3. Nutzung der Lagerbox
a, Über die in der Box gelagerten Güter ist der Mieter Eigentümer bzw. wurde ihm von der Person, deren Eigentum sie sind, die Verfügungsgewalt erteilt, welche es ihm erlaubt, diese zu lagern.
b, Nicht gelagert werden dürfen:
- Nahrungsmittel oder verderbliche Waren
- unverpackte und gegen Befall von Motten oder sonstigen Schädlingen ungeschützte Textilien (im Speziellen Bekleidung, Pelzmäntel, Wolldecken, Teppiche usw.)
- Lebewesen jeder Art
- brennbare und/oder entzündliche Stoffe/Flüssigkeiten wie z.B. Benzin, Öl, Lithium-Batterien, Gas usw.
- Waffen, Sprengstoffe. Munition
- Chemikalien, radioaktive Stoffe, biologische Stoffe, toxische Abfallstoffe, Asbest oder sonstige gesundheitsgefährdende Materialien
- Sondermüll oder andere gefährliche Materialien
- alles, was Rauch, üblen Geruch oder sonstige Emissionen absondern kann
- jegliche verbotenen Substanzen und Waren wie z.B. Suchtmittel und Drogen,
c, Dem Mieter oder jeder mit ihm oder durch ihn auf das Gelände gelangende Personen ist es untersagt:
- die Lagerbox für andere Zwecke als die in den Bestimmungen dieser Vertragsbedingungen geregelten Lagerzwecke zu benutzen, wobei die Nutzung der Lagerbox so zu erfolgen hat, dass andere Mieter in ihren Bestandrechten weder gestört noch beeinträchtigt werden.
- Gegenstände jeglicher Art außerhalb der Box abzustellen. Für Lagergut, welches sich außerhalb der Lagerbox befindet, behalten wir uns das Recht vor, dieses Kostenpflichtig zu entsorgen.
- Emissionen jeglicher Art aus der Box austreten zu lassen,
- den Fahrbereich auf dem Gelände zu verstellen und damit den Zutritt anderer Mieter zu beeinträchtigen,
- Dritte durch ihr Handeln in irgendeiner Art zu behindern.
d, Entstandene Schäden an bzw. in der Lagerbox sind dem Vermieter unverzüglich zu melden.
e, Die Absicht der gänzlichen oder teilweise Untervermietung der Lagerbox ist dem Vermieter vom Mieter nachweislich anzuzeigen. Die Untervermietung bedarf der Zustimmung des Vermieters, die nur dann verweigert werden darf, wenn durch die geplante Untervermietung der Lagerbox eine Beeinträchtigung wesentlicher Interessen des Vermieters, insbesondere an der Einhaltung der Bestimmungen dieser Vertragsbedingungen, zu erwarten ist. Die Zustimmung des Vermieters gilt als erteilt, wenn der Vermieter der beabsichtigten Untervermietung nicht innerhalb von 14 Tagen ab Zugang der Anzeige der geplanten Untervermietung begründet widerspricht.

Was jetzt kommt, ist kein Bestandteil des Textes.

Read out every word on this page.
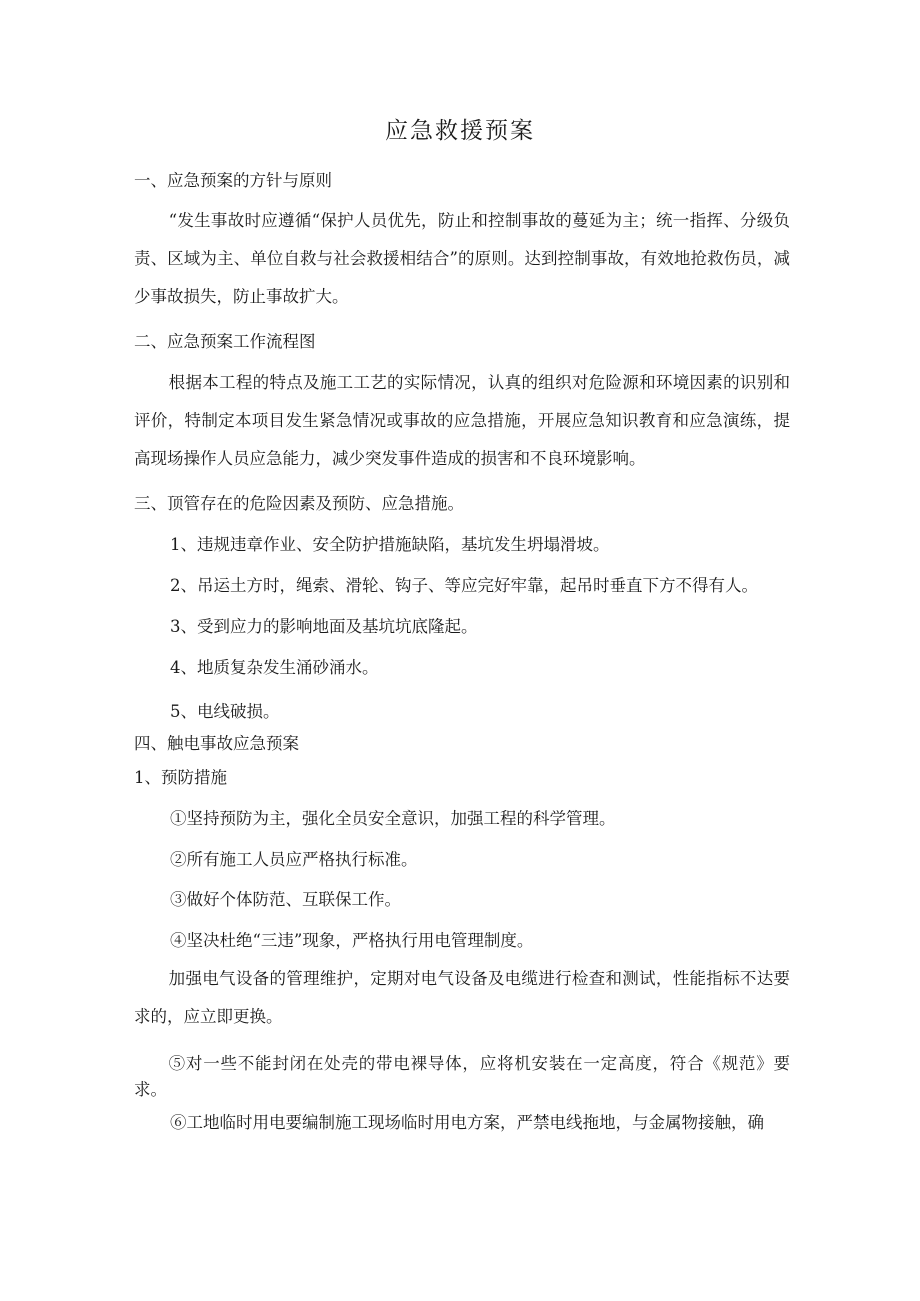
应急救援预案
一、应急预案的方针与原则
“发生事故时应遵循“保护人员优先，防止和控制事故的蔓延为主；统一指挥、分级负责、区域为主、单位自救与社会救援相结合”的原则。达到控制事故，有效地抢救伤员，减少事故损失，防止事故扩大。
二、应急预案工作流程图
根据本工程的特点及施工工艺的实际情况，认真的组织对危险源和环境因素的识别和评价，特制定本项目发生紧急情况或事故的应急措施，开展应急知识教育和应急演练，提高现场操作人员应急能力，减少突发事件造成的损害和不良环境影响。
三、顶管存在的危险因素及预防、应急措施。
1、违规违章作业、安全防护措施缺陷，基坑发生坍塌滑坡。
2、吊运土方时，绳索、滑轮、钩子、等应完好牢靠，起吊时垂直下方不得有人。
3、受到应力的影响地面及基坑坑底隆起。
4、地质复杂发生涌砂涌水。
5、电线破损。
四、触电事故应急预案
1、预防措施
①坚持预防为主，强化全员安全意识，加强工程的科学管理。
②所有施工人员应严格执行标准。
③做好个体防范、互联保工作。
④坚决杜绝“三违”现象，严格执行用电管理制度。
加强电气设备的管理维护，定期对电气设备及电缆进行检查和测试，性能指标不达要求的，应立即更换。
⑤对一些不能封闭在处壳的带电裸导体，应将机安装在一定高度，符合《规范》要求。
⑥工地临时用电要编制施工现场临时用电方案，严禁电线拖地，与金属物接触，确
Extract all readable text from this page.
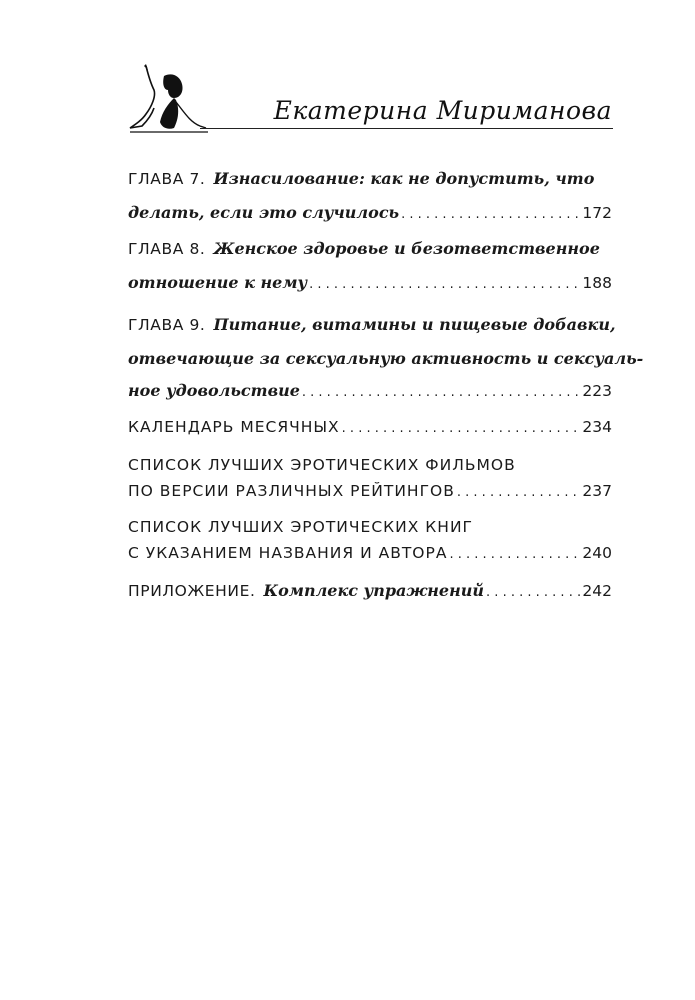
Екатерина Мириманова
ГЛАВА 7. Изнасилование: как не допустить, что
делать, если это случилось . . .	172
ГЛАВА 8. Женское здоровье и безответственное
отношение к нему . . .	188
ГЛАВА 9. Питание, витамины и пищевые добавки,
отвечающие за сексуальную активность и сексуаль-
ное удовольствие . . .	223
КАЛЕНДАРЬ МЕСЯЧНЫХ . . .	234
СПИСОК ЛУЧШИХ ЭРОТИЧЕСКИХ ФИЛЬМОВ
ПО ВЕРСИИ РАЗЛИЧНЫХ РЕЙТИНГОВ . . .	237
СПИСОК ЛУЧШИХ ЭРОТИЧЕСКИХ КНИГ
С УКАЗАНИЕМ НАЗВАНИЯ И АВТОРА . . .	240
ПРИЛОЖЕНИЕ. Комплекс упражнений . . .	242
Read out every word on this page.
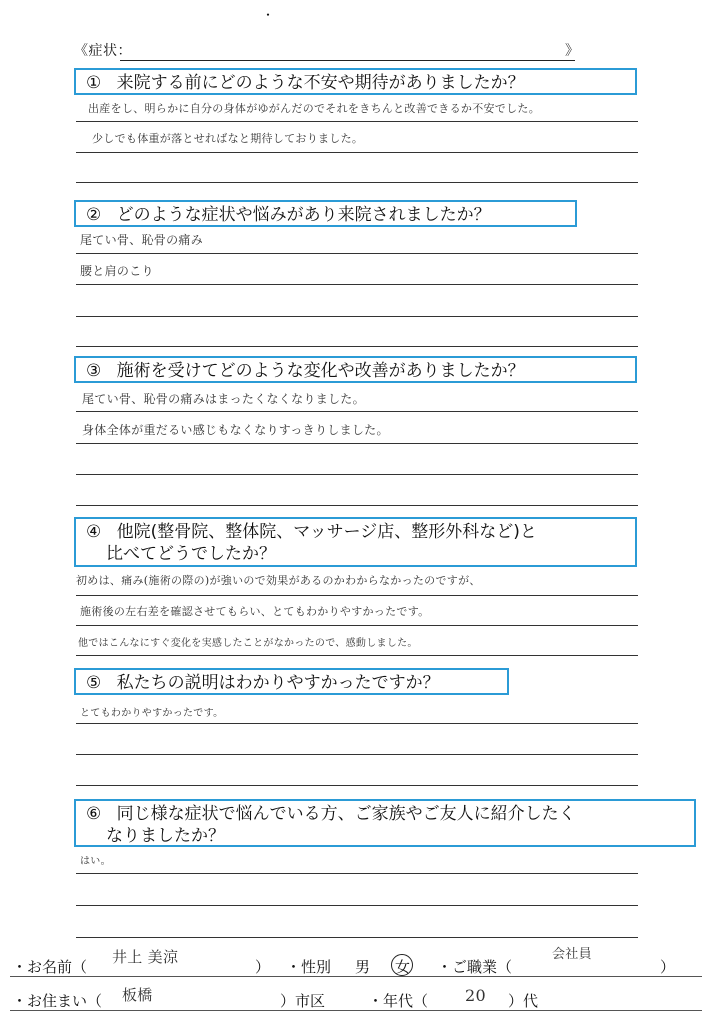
・
《症状：	》
① 来院する前にどのような不安や期待がありましたか？
出産をし、明らかに自分の身体がゆがんだのでそれをきちんと改善できるか不安でした。
少しでも体重が落とせればなと期待しておりました。
② どのような症状や悩みがあり来院されましたか？
尾てい骨、恥骨の痛み
腰と肩のこり
③ 施術を受けてどのような変化や改善がありましたか？
尾てい骨、恥骨の痛みはまったくなくなりました。
身体全体が重だるい感じもなくなりすっきりしました。
④ 他院(整骨院、整体院、マッサージ店、整形外科など)と
比べてどうでしたか？
初めは、痛み(施術の際の)が強いので効果があるのかわからなかったのですが、
施術後の左右差を確認させてもらい、とてもわかりやすかったです。
他ではこんなにすぐ変化を実感したことがなかったので、感動しました。
⑤ 私たちの説明はわかりやすかったですか？
とてもわかりやすかったです。
⑥ 同じ様な症状で悩んでいる方、ご家族やご友人に紹介したく
なりましたか？
はい。
・お名前（
井上 美涼
） ・性別 男 女 ・ご職業（
会社員
）
・お住まい（ 板橋	）市区	・年代（ 20 ）代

f, Der Mieter erklärt sich damit einverstanden, dass der Innenbereich des SELFSTORAGE videoüberwacht wird und im Einzelfall die Aufnahmen zur Klärung von strafbaren Handlungen sowie zur Abwehr oder Durchsetzung von Schadenersatzansprüchen herangezogen werden.
4. Vertragsdauer
a, Sofern nicht im Einzelfall ausdrücklich eine Befristung des Mietverhältnisses über die Lagerbox vereinbart wurde, werden die diesen Vertragsbedingungen unterliegenden Mietverträge auf unbestimmte Zeit abgeschlossen.
b, Der Vermieter ist zur Kündigung zum Monatsletzten unter Einhaltung einer dreimonatigen Kündigungsfrist berechtigt.

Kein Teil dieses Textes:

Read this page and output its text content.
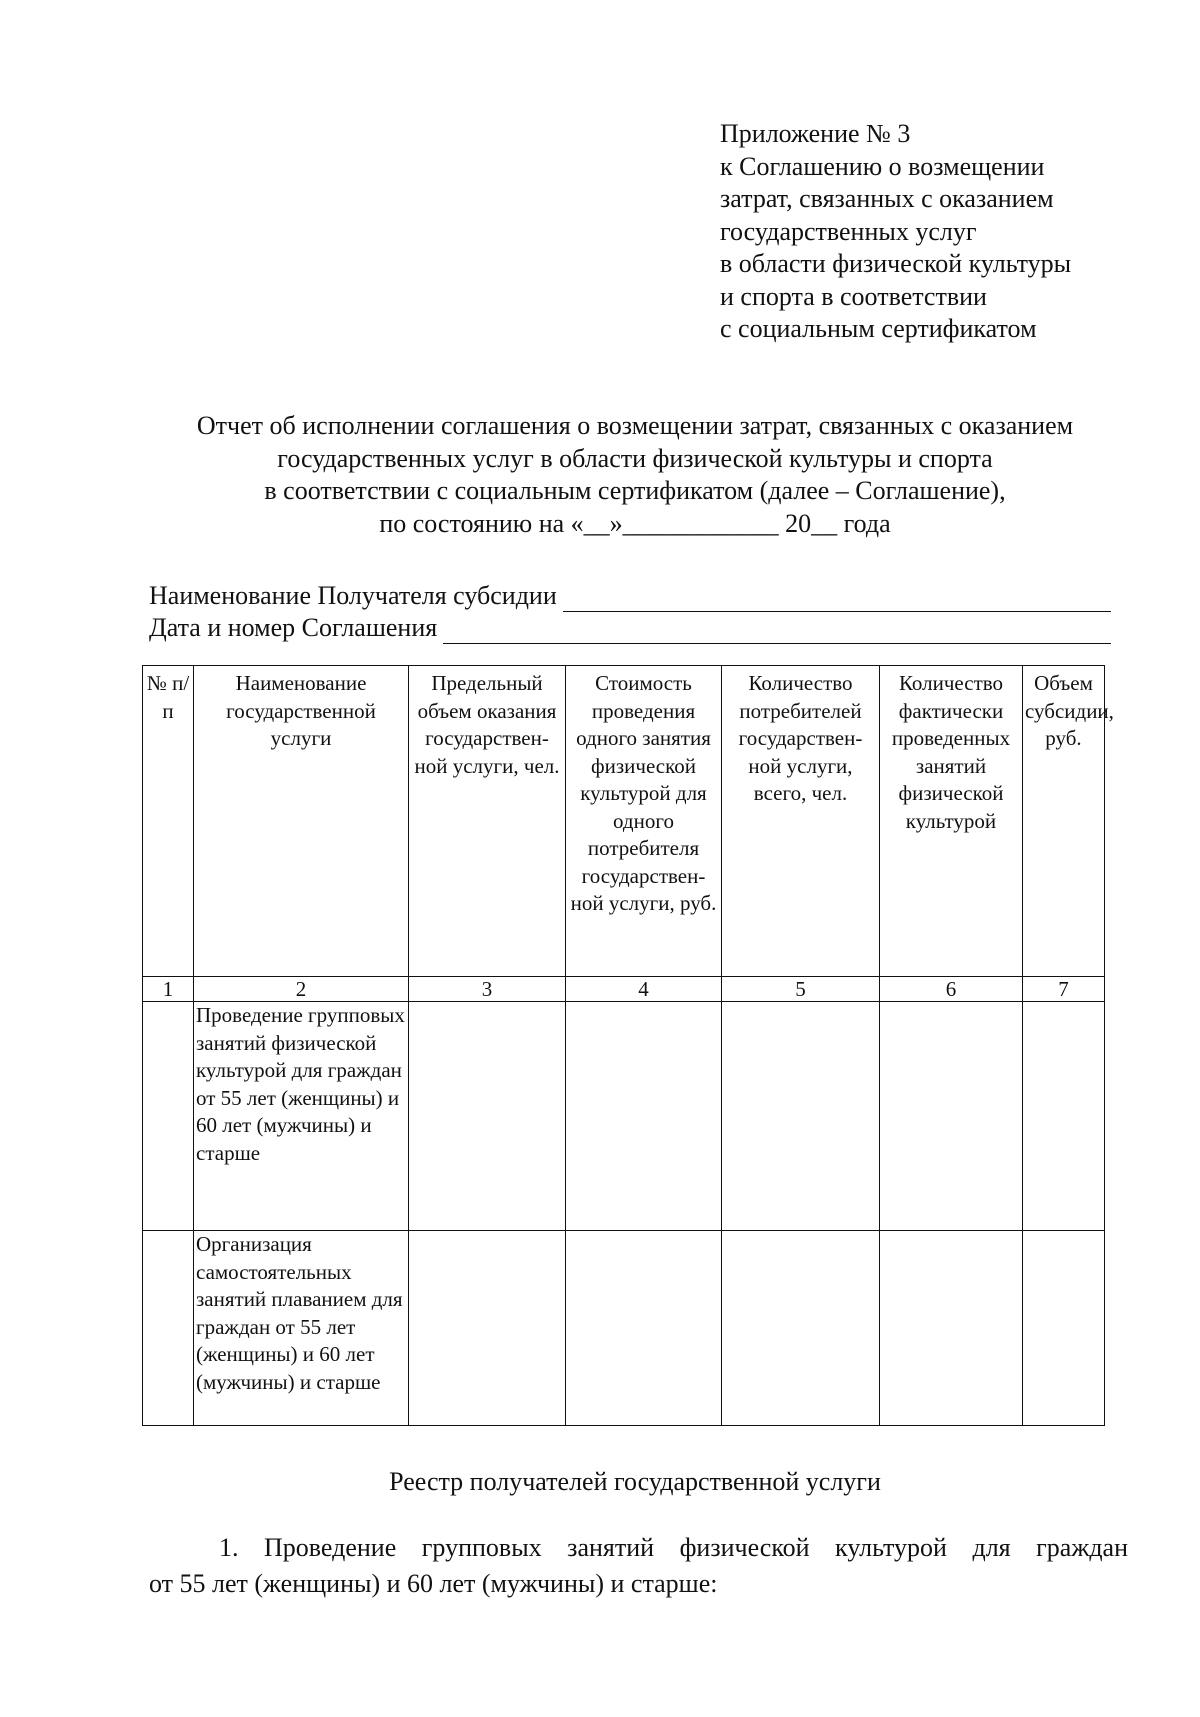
Приложение № 3
к Соглашению о возмещении
затрат, связанных с оказанием
государственных услуг
в области физической культуры
и спорта в соответствии
с социальным сертификатом
Отчет об исполнении соглашения о возмещении затрат, связанных с оказанием
государственных услуг в области физической культуры и спорта
в соответствии с социальным сертификатом (далее – Соглашение),
по состоянию на «__»____________ 20__ года
Наименование Получателя субсидии
Дата и номер Соглашения
№ п/п	Наименование государственной услуги	Предельный объем оказания государствен-ной услуги, чел.	Стоимость проведения одного занятия физической культурой для одного потребителя государствен-ной услуги, руб.	Количество потребителей государствен-ной услуги, всего, чел.	Количество фактически проведенных занятий физической культурой	Объем субсидии, руб.
1	2	3	4	5	6	7
	Проведение групповых занятий физической культурой для граждан от 55 лет (женщины) и 60 лет (мужчины) и старше					
	Организация самостоятельных занятий плаванием для граждан от 55 лет (женщины) и 60 лет (мужчины) и старше					
Реестр получателей государственной услуги
1. Проведение групповых занятий физической культурой для граждан
от 55 лет (женщины) и 60 лет (мужчины) и старше:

c, Der kleinste Abrechnungszeitraum beträgt 4 Wochen ab Mietbeginn, danach kann der Mieter den Mietvertrag täglich ohne Kündigungsfrist beenden.
d, Außerordentliche Kündigung:
Der Vermieter ist zudem zur vorzeitigen Auflösung des Mietvertrages ohne Einhaltung einer Kündigungsfrist in den Fällen des § 1118 ABGB berechtigt sowie weiters im Fall, dass über das Vermögen des Mieters ein Insolvenzverfahren eröffnet wird oder die offenkundige Zahlungsunfähigkeit des Mieters in der Edikts Datei kundgemacht wird.
5. Zahlungsbedingungen
a, Mindestmietdauer, Mietentgelt, Fälligkeit:
1.Die Mindestmietdauer beträgt 4 Wochen; bei längeren Mietverhältnissen beträgt eine Abrechnungsperiode 1 Monat. Das Mietverhältnis ist von Mieterseite täglich kündbar. Die Höhe des Mietentgelts wird im individuellen Mietvertrag geregelt.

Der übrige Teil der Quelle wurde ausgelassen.